Meyyappan Alagappan, Jagdish Eswari, Jeevitha Jessica Yolanda
Department of Oral and Maxillofacial Surgery, Chettinad Dental College and Research Institute, Kancheepuram, Tamil Nadu, India.
Ann Maxillofac Surg. 2019 Jul-Dec;9(2):407-410. doi: 10.4103/ams.ams_155_19.

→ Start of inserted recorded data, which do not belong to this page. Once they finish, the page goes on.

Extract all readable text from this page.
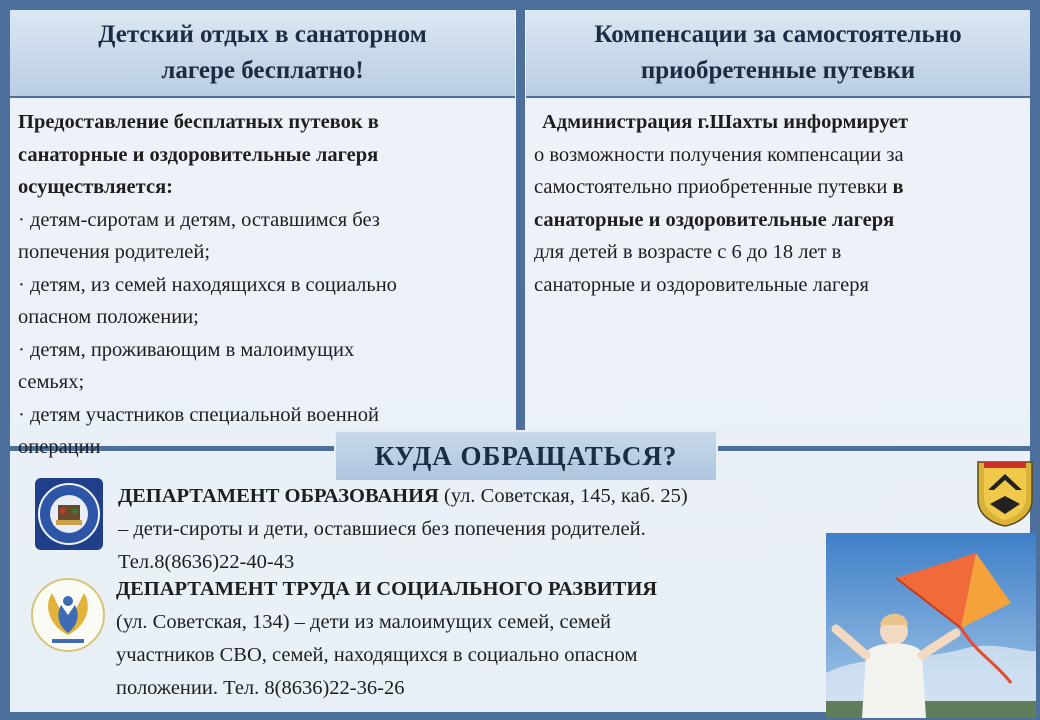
Детский отдых в санаторном
лагере бесплатно!
Компенсации за самостоятельно
приобретенные путевки
Предоставление бесплатных путевок в
санаторные и оздоровительные лагеря
осуществляется:
· детям-сиротам и детям, оставшимся без
попечения родителей;
· детям, из семей находящихся в социально
опасном положении;
· детям, проживающим в малоимущих
семьях;
· детям участников специальной военной
операции
Администрация г.Шахты информирует
о возможности получения компенсации за
самостоятельно приобретенные путевки в
санаторные и оздоровительные лагеря
для детей в возрасте с 6 до 18 лет в
санаторные и оздоровительные лагеря
КУДА ОБРАЩАТЬСЯ?
ДЕПАРТАМЕНТ ОБРАЗОВАНИЯ (ул. Советская, 145, каб. 25)
– дети-сироты и дети, оставшиеся без попечения родителей.
Тел.8(8636)22-40-43
ДЕПАРТАМЕНТ ТРУДА И СОЦИАЛЬНОГО РАЗВИТИЯ
(ул. Советская, 134) – дети из малоимущих семей, семей
участников СВО, семей, находящихся в социально опасном
положении. Тел. 8(8636)22-36-26
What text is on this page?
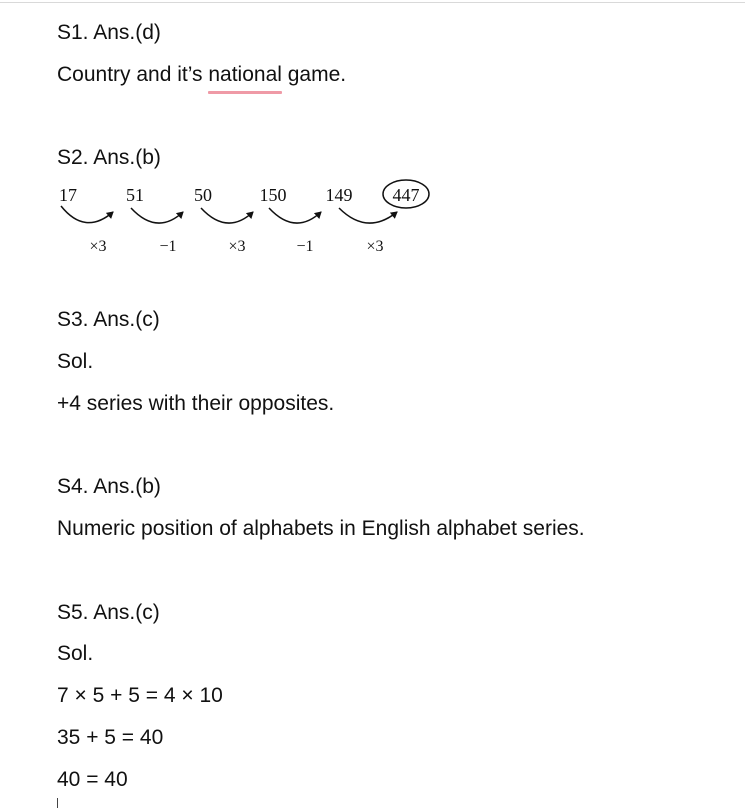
S1. Ans.(d)
Country and it’s national game.
S2. Ans.(b)
17	51	50	150 149 447
×3	−1	×3	−1	×3
S3. Ans.(c)
Sol.
+4 series with their opposites.
S4. Ans.(b)
Numeric position of alphabets in English alphabet series.
S5. Ans.(c)
Sol.
7 × 5 + 5 = 4 × 10
35 + 5 = 40
40 = 40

Skull fractures can be classified into four major types; linear, depressed, diastatic, and basilar. Of these, a depressed skull fracture presents a high risk of increased intracranial pressure or hemorrhage to the brain. A compound depressed skull fracture results when a laceration over the fracture exposes the internal cranial cavity to the outside environment. Such depressed skull fractures are indicated for elevation if the defect is more than 10 mm and in the presence of brain injury. Frontal bone contour defects result in marked facial deformity which becomes obvious to the observer. Esthetic correction of the depressed frontal bone fracture can be done with autogenous bone grafts or alloplastic materials. Autogenous bone grafts are meant to be the gold standard method of reconstruction, but they harbor the risk of donor-site morbidity. There are various materials available for the reconstruction of depressed frontal bone fractures. This is a case report which illustrates the use of easily injectable, self-setting calcium phosphate bone cement in the correction of a depressed frontal bone fracture measuring approximately 3 cm × 2.5 cm × 1.5 cm.
线性骨折、凹陷性骨折、分离性骨折和颅底骨折。其中,凹陷性颅骨骨折会使颅内压升高或脑部出血的风险增加。当骨折处的撕裂伤使颅内腔与外界环境相通时,就会形成复合性凹陷性颅骨骨折。如果缺损超过10毫米且存在脑损伤,此类凹陷性颅骨骨折就需要进行整复。额骨轮廓缺损会导致明显的面部畸形,很容易被观察者察觉。凹陷性额骨骨折的美学矫正可以使用自体骨移植或异体材料来完成。自体骨移植本应是重建的金标准方法,但存在供区发病的风险。有多种材料可用于凹陷性额骨骨折的重建。这是一例病例报告,展示了可轻松注射的自固化磷酸钙骨水泥在矫正一处大小约为3厘米×2.5厘米×1.5厘米的凹陷性额骨骨折中的应用。